An emergency Transport Council has been held between The EU Commission and Council of Ministers of Transport, in order to coordinate their actions and discuss appropriate measures to be taken to support the transport sector, in the midst of the Covid-19 epidemic.
The European Sea Ports Organisation (EPSO) said ports are the main players in the supply of essential goods and materials to European citizens. It added that Europe’s ports are doing everything possible to ensure and guarantee the continuity of their operations in the coming weeks while protecting their staff and trying to avoid the further spread of the Coronavirus.
It said: “While it is inevitable that the movement of people must be controlled and restricted, it is equally essential that goods can continue to flow to the greatest extent possible”.
European ports have implemented contingency plans to ensure the continuity of their operations, in particular to ensure the manning of critical services in ports.
European ports have also called on the Commission and the EU member States to give priority to maintaining the transport of goods. EPSO said all necessary measures should be taken to keep trade moving to ensure that essential goods and materials can be delivered to citizens throughout the EU. The closing of borders should not cut off the flow of goods.
EPSO said: “To ensure that ports can continue to support the essential flow of goods and materials, particularly food and medicines, operators of critical and essential supply chain services in ports should be considered as a priority group in the distribution and allocation of prevention and protection material such as disinfection products, masks and gloves.”
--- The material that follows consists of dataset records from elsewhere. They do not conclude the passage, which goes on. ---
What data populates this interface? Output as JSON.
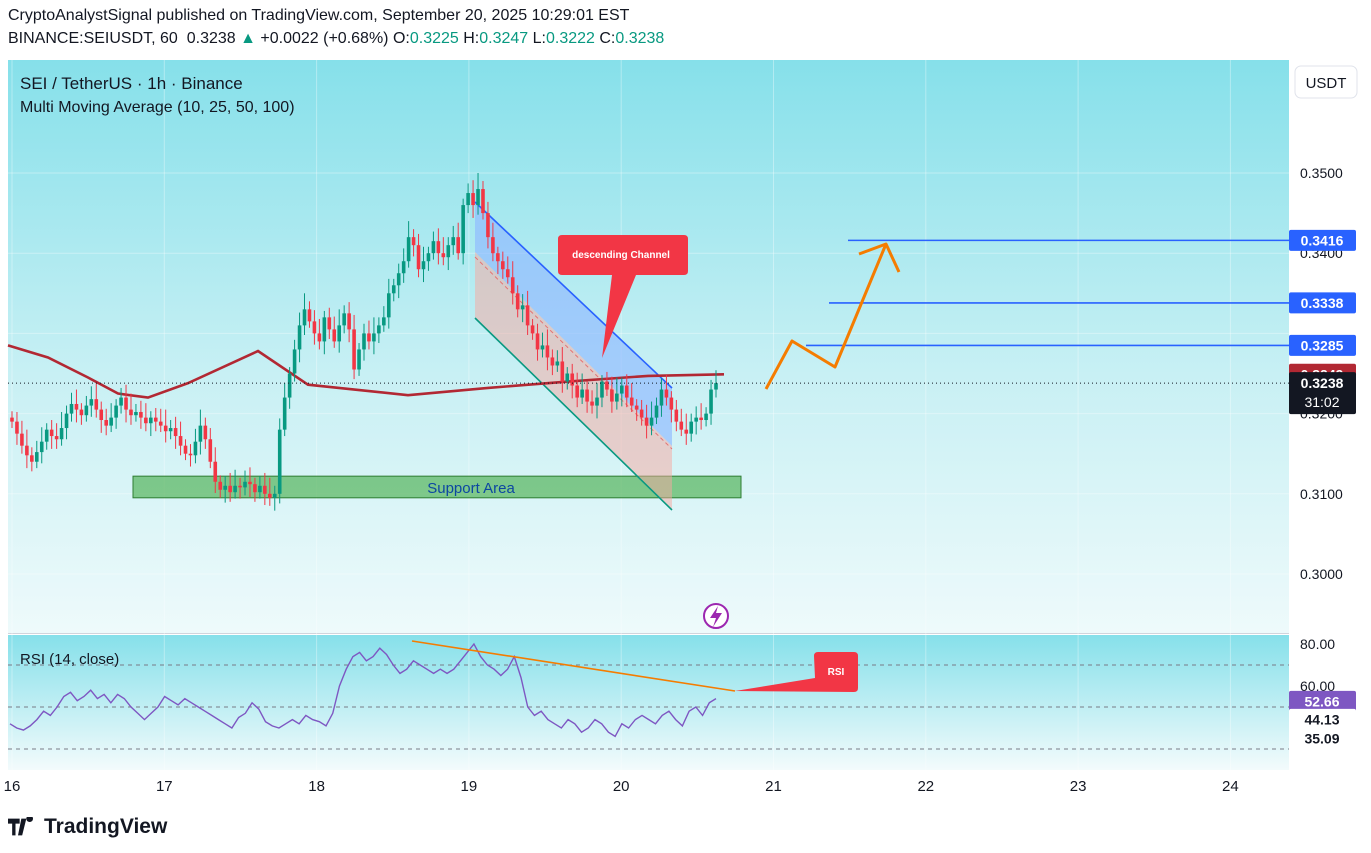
{
  "header": {
    "line1": "CryptoAnalystSignal published on TradingView.com, September 20, 2025 10:29:01 EST",
    "symbol": "BINANCE:SEIUSDT, 60",
    "last": "0.3238",
    "arrow": "▲",
    "change": "+0.0022 (+0.68%)",
    "o_label": "O:",
    "o": "0.3225",
    "h_label": "H:",
    "h": "0.3247",
    "l_label": "L:",
    "l": "0.3222",
    "c_label": "C:",
    "c": "0.3238"
  },
  "legend": {
    "title": "SEI / TetherUS · 1h · Binance",
    "indicator": "Multi Moving Average (10, 25, 50, 100)",
    "rsi": "RSI (14, close)"
  },
  "currency_button": "USDT",
  "annotations": {
    "channel": "descending Channel",
    "rsi": "RSI",
    "support": "Support Area"
  },
  "price_badges": {
    "target1": "0.3416",
    "target2": "0.3338",
    "target3": "0.3285",
    "ma": "0.3249",
    "last": "0.3238",
    "countdown": "31:02",
    "rsi_value": "52.66",
    "rsi_ma": "44.13",
    "rsi_low": "35.09"
  },
  "colors": {
    "bull": "#089981",
    "bear": "#f23645",
    "ma": "#b22833",
    "target_line": "#2962ff",
    "orange": "#f57c00",
    "support": "#4caf50",
    "rsi_line": "#7e57c2"
  },
  "branding": "TradingView",
  "chart_data": [
    {
      "type": "candlestick",
      "title": "SEI / TetherUS · 1h · Binance",
      "x_ticks": [
        "16",
        "17",
        "18",
        "19",
        "20",
        "21",
        "22",
        "23",
        "24"
      ],
      "y_ticks": [
        "0.3500",
        "0.3400",
        "0.3200",
        "0.3100",
        "0.3000"
      ],
      "ylim": [
        0.2945,
        0.3525
      ],
      "closes": [
        0.319,
        0.3175,
        0.316,
        0.3148,
        0.314,
        0.3152,
        0.3165,
        0.318,
        0.3172,
        0.3168,
        0.3182,
        0.32,
        0.3212,
        0.3205,
        0.3198,
        0.321,
        0.3218,
        0.3205,
        0.3192,
        0.3185,
        0.3195,
        0.321,
        0.322,
        0.3205,
        0.3198,
        0.3202,
        0.3195,
        0.3188,
        0.3195,
        0.319,
        0.3185,
        0.3178,
        0.3182,
        0.3172,
        0.316,
        0.315,
        0.3148,
        0.3165,
        0.3185,
        0.3168,
        0.314,
        0.3115,
        0.3105,
        0.311,
        0.3102,
        0.311,
        0.3108,
        0.3115,
        0.3112,
        0.3102,
        0.311,
        0.31,
        0.3095,
        0.31,
        0.318,
        0.322,
        0.325,
        0.328,
        0.331,
        0.333,
        0.3315,
        0.33,
        0.329,
        0.332,
        0.3305,
        0.329,
        0.331,
        0.3325,
        0.3305,
        0.3255,
        0.328,
        0.33,
        0.329,
        0.33,
        0.331,
        0.332,
        0.335,
        0.336,
        0.3375,
        0.339,
        0.342,
        0.341,
        0.338,
        0.339,
        0.34,
        0.3415,
        0.34,
        0.3395,
        0.341,
        0.342,
        0.34,
        0.346,
        0.3475,
        0.346,
        0.348,
        0.345,
        0.342,
        0.34,
        0.339,
        0.338,
        0.337,
        0.335,
        0.333,
        0.3335,
        0.331,
        0.33,
        0.328,
        0.3285,
        0.327,
        0.326,
        0.3265,
        0.324,
        0.325,
        0.3235,
        0.322,
        0.323,
        0.3215,
        0.321,
        0.322,
        0.324,
        0.323,
        0.3215,
        0.3225,
        0.3235,
        0.322,
        0.321,
        0.3205,
        0.3195,
        0.3185,
        0.3195,
        0.321,
        0.323,
        0.322,
        0.3205,
        0.319,
        0.318,
        0.3175,
        0.319,
        0.3195,
        0.3192,
        0.32,
        0.323,
        0.3238
      ],
      "ma100": [
        [
          0,
          0.3285
        ],
        [
          40,
          0.327
        ],
        [
          80,
          0.3245
        ],
        [
          110,
          0.3225
        ],
        [
          140,
          0.322
        ],
        [
          180,
          0.3238
        ],
        [
          250,
          0.3278
        ],
        [
          300,
          0.3236
        ],
        [
          400,
          0.3223
        ],
        [
          480,
          0.3232
        ],
        [
          560,
          0.324
        ],
        [
          640,
          0.3247
        ],
        [
          716,
          0.3249
        ]
      ],
      "last_price": 0.3238,
      "target_levels": [
        0.3416,
        0.3338,
        0.3285
      ],
      "support_area": [
        0.3095,
        0.3122
      ]
    },
    {
      "type": "line",
      "title": "RSI (14, close)",
      "y_ticks": [
        "80.00",
        "60.00"
      ],
      "ylim": [
        30,
        83
      ],
      "levels": [
        70,
        50,
        30
      ],
      "values": [
        42,
        40,
        39,
        41,
        44,
        48,
        46,
        50,
        55,
        57,
        53,
        55,
        58,
        54,
        56,
        52,
        56,
        54,
        50,
        47,
        44,
        47,
        50,
        55,
        53,
        51,
        54,
        52,
        50,
        48,
        46,
        44,
        42,
        40,
        45,
        47,
        52,
        49,
        43,
        41,
        40,
        42,
        44,
        42,
        46,
        44,
        43,
        41,
        47,
        60,
        68,
        74,
        76,
        72,
        74,
        78,
        75,
        70,
        66,
        68,
        72,
        70,
        68,
        66,
        68,
        66,
        68,
        72,
        76,
        80,
        74,
        70,
        68,
        65,
        68,
        74,
        64,
        50,
        46,
        48,
        44,
        42,
        40,
        44,
        42,
        38,
        40,
        44,
        42,
        38,
        36,
        42,
        40,
        44,
        46,
        44,
        42,
        46,
        48,
        44,
        41,
        48,
        50,
        46,
        52,
        54
      ]
    }
  ]
}
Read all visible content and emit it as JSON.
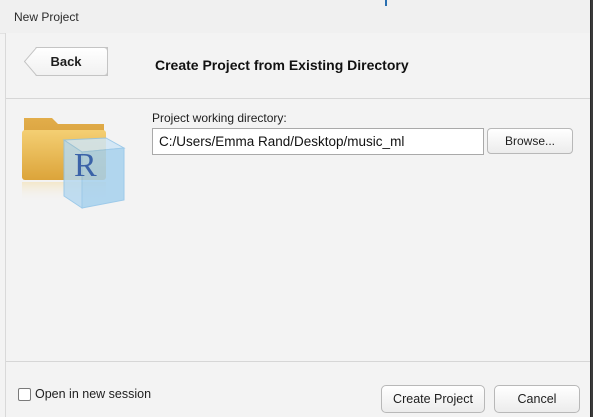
{
  "window": {
    "title": "New Project"
  },
  "header": {
    "back_label": "Back",
    "page_title": "Create Project from Existing Directory"
  },
  "form": {
    "directory_label": "Project working directory:",
    "directory_value": "C:/Users/Emma Rand/Desktop/music_ml",
    "browse_label": "Browse...",
    "folder_icon_name": "folder-r-icon",
    "folder_icon_letter": "R"
  },
  "footer": {
    "open_new_session_label": "Open in new session",
    "open_new_session_checked": false,
    "create_label": "Create Project",
    "cancel_label": "Cancel"
  },
  "colors": {
    "folder": "#e8b54a",
    "r_cube": "#8fc3e8",
    "r_letter": "#3b63a8"
  }
}
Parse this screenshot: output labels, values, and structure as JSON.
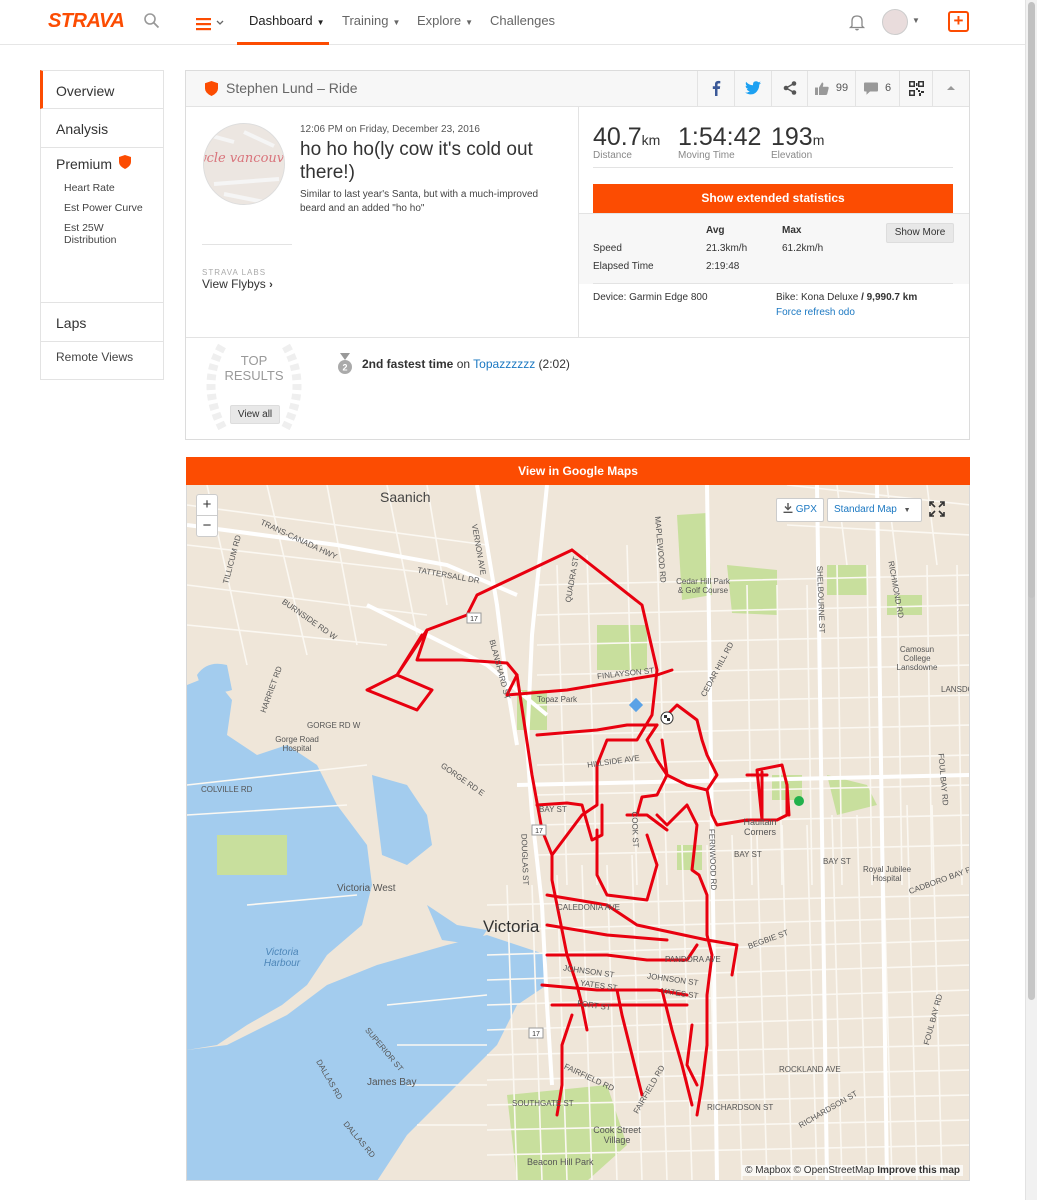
{
  "nav": {
    "logo": "STRAVA",
    "links": [
      "Dashboard",
      "Training",
      "Explore",
      "Challenges"
    ],
    "accent": "#fc4c02"
  },
  "sidebar": {
    "overview": "Overview",
    "analysis": "Analysis",
    "premium": "Premium",
    "premium_items": [
      "Heart Rate",
      "Est Power Curve",
      "Est 25W Distribution"
    ],
    "laps": "Laps",
    "remote_views": "Remote Views"
  },
  "activity": {
    "title": "Stephen Lund – Ride",
    "kudos": "99",
    "comments": "6",
    "datetime_time": "12:06 PM",
    "datetime_on": " on ",
    "datetime_date": "Friday, December 23, 2016",
    "name": "ho ho ho(ly cow it's cold out there!)",
    "description": "Similar to last year's Santa, but with a much-improved beard and an added \"ho ho\"",
    "labs": "STRAVA LABS",
    "view_flybys": "View Flybys",
    "avatar_text": "cycle vancouver"
  },
  "stats": {
    "distance": {
      "value": "40.7",
      "unit": "km",
      "label": "Distance"
    },
    "moving_time": {
      "value": "1:54:42",
      "label": "Moving Time"
    },
    "elevation": {
      "value": "193",
      "unit": "m",
      "label": "Elevation"
    },
    "extended_button": "Show extended statistics",
    "table": {
      "col_avg": "Avg",
      "col_max": "Max",
      "speed_label": "Speed",
      "speed_avg": "21.3km/h",
      "speed_max": "61.2km/h",
      "elapsed_label": "Elapsed Time",
      "elapsed_value": "2:19:48",
      "show_more": "Show More"
    },
    "device": "Device: Garmin Edge 800",
    "bike_prefix": "Bike: Kona Deluxe ",
    "bike_odo": "/ 9,990.7 km",
    "force_refresh": "Force refresh odo"
  },
  "top_results": {
    "heading_1": "TOP",
    "heading_2": "RESULTS",
    "view_all": "View all",
    "medal_number": "2",
    "rank_text": "2nd fastest time",
    "on": " on ",
    "segment": "Topazzzzzz",
    "time": " (2:02)"
  },
  "map": {
    "google_maps_button": "View in Google Maps",
    "zoom_in": "+",
    "zoom_out": "−",
    "gpx": "GPX",
    "map_type": "Standard Map",
    "attribution_mapbox": "© Mapbox © OpenStreetMap ",
    "attribution_improve": "Improve this map",
    "route_color": "#e8000f",
    "start_color": "#22b14c",
    "places": [
      "Saanich",
      "Victoria",
      "Victoria West",
      "Victoria Harbour",
      "James Bay",
      "Beacon Hill Park",
      "Cook Street Village",
      "Haultain Corners",
      "Topaz Park",
      "Cedar Hill Park & Golf Course",
      "Camosun College Lansdowne",
      "Royal Jubilee Hospital",
      "Gorge Road Hospital"
    ],
    "streets": [
      "TRANS-CANADA HWY",
      "TATTERSALL DR",
      "HILLSIDE AVE",
      "BAY ST",
      "CALEDONIA AVE",
      "PANDORA AVE",
      "JOHNSON ST",
      "YATES ST",
      "FORT ST",
      "FAIRFIELD RD",
      "SOUTHGATE ST",
      "RICHARDSON ST",
      "ROCKLAND AVE",
      "DOUGLAS ST",
      "QUADRA ST",
      "COOK ST",
      "FERNWOOD RD",
      "SHELBOURNE ST",
      "RICHMOND RD",
      "FOUL BAY RD",
      "CEDAR HILL RD",
      "BLANSHARD ST",
      "GORGE RD E",
      "BURNSIDE RD W",
      "COLVILLE RD",
      "SUPERIOR ST",
      "DALLAS RD",
      "FINLAYSON ST",
      "MAPLEWOOD RD",
      "VERNON AVE",
      "TILLICUM RD",
      "HARRIET RD",
      "GORGE RD W",
      "CADBORO BAY RD",
      "BEGBIE ST",
      "LANSDOWNE"
    ]
  }
}
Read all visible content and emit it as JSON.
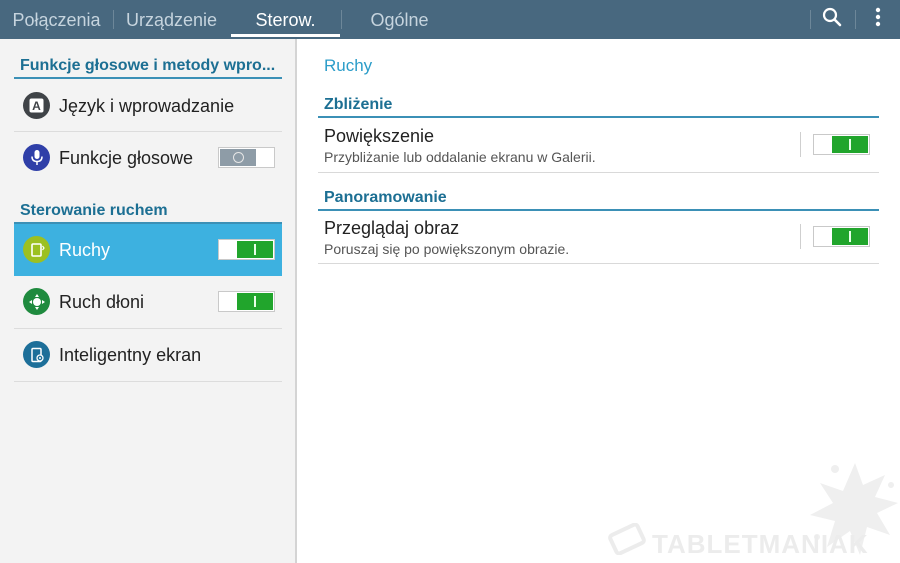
{
  "tabs": [
    {
      "label": "Połączenia"
    },
    {
      "label": "Urządzenie"
    },
    {
      "label": "Sterow."
    },
    {
      "label": "Ogólne"
    }
  ],
  "icons": {
    "search": "search-icon",
    "more": "more-vertical-icon"
  },
  "left": {
    "section1": "Funkcje głosowe i metody wpro...",
    "section2": "Sterowanie ruchem",
    "items": [
      {
        "label": "Język i wprowadzanie",
        "icon": "keyboard-a-icon"
      },
      {
        "label": "Funkcje głosowe",
        "icon": "microphone-icon",
        "toggle": "off"
      },
      {
        "label": "Ruchy",
        "icon": "motion-icon",
        "toggle": "on"
      },
      {
        "label": "Ruch dłoni",
        "icon": "palm-motion-icon",
        "toggle": "on"
      },
      {
        "label": "Inteligentny ekran",
        "icon": "smart-screen-icon"
      }
    ]
  },
  "right": {
    "heading": "Ruchy",
    "sections": [
      {
        "title": "Zbliżenie",
        "item_title": "Powiększenie",
        "item_sub": "Przybliżanie lub oddalanie ekranu w Galerii.",
        "toggle": "on"
      },
      {
        "title": "Panoramowanie",
        "item_title": "Przeglądaj obraz",
        "item_sub": "Poruszaj się po powiększonym obrazie.",
        "toggle": "on"
      }
    ]
  },
  "watermark": "TABLETMANIAK",
  "colors": {
    "topbar": "#48687f",
    "accent": "#3db1e0",
    "section": "#1c6f93",
    "switch_on": "#21a52c"
  }
}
Eamonn O’Reilly, Chairman of ESPO, said: “These are extraordinary and challenging times for everybody and it is essential that the supply chains which allow essential goods and materials to move throughout Europe continue unhindered to the greatest possible extent. Europe’s ports are committed to continuing to support the flow of essential cargoes along with all other supply chain operators in the shipping, distribution and haulage sectors.”
ESPO’s Secretary General Isabelle Ryckbost, added: “90 per cent of trade with third-world countries and more than 1/3 of intra-community trade is going through European ports. In times of emergency, ports have an essential role in providing citizens, health services and businesses with the goods and materials they need. Europe’s ports take this public responsibility very seriously. They count on the EU and Member States to give them the support needed to play this role.”
Elsewhere, ESPO has developed an instrument for its members allowing the exchange of best practices on contingency plans and protective measures in different ports.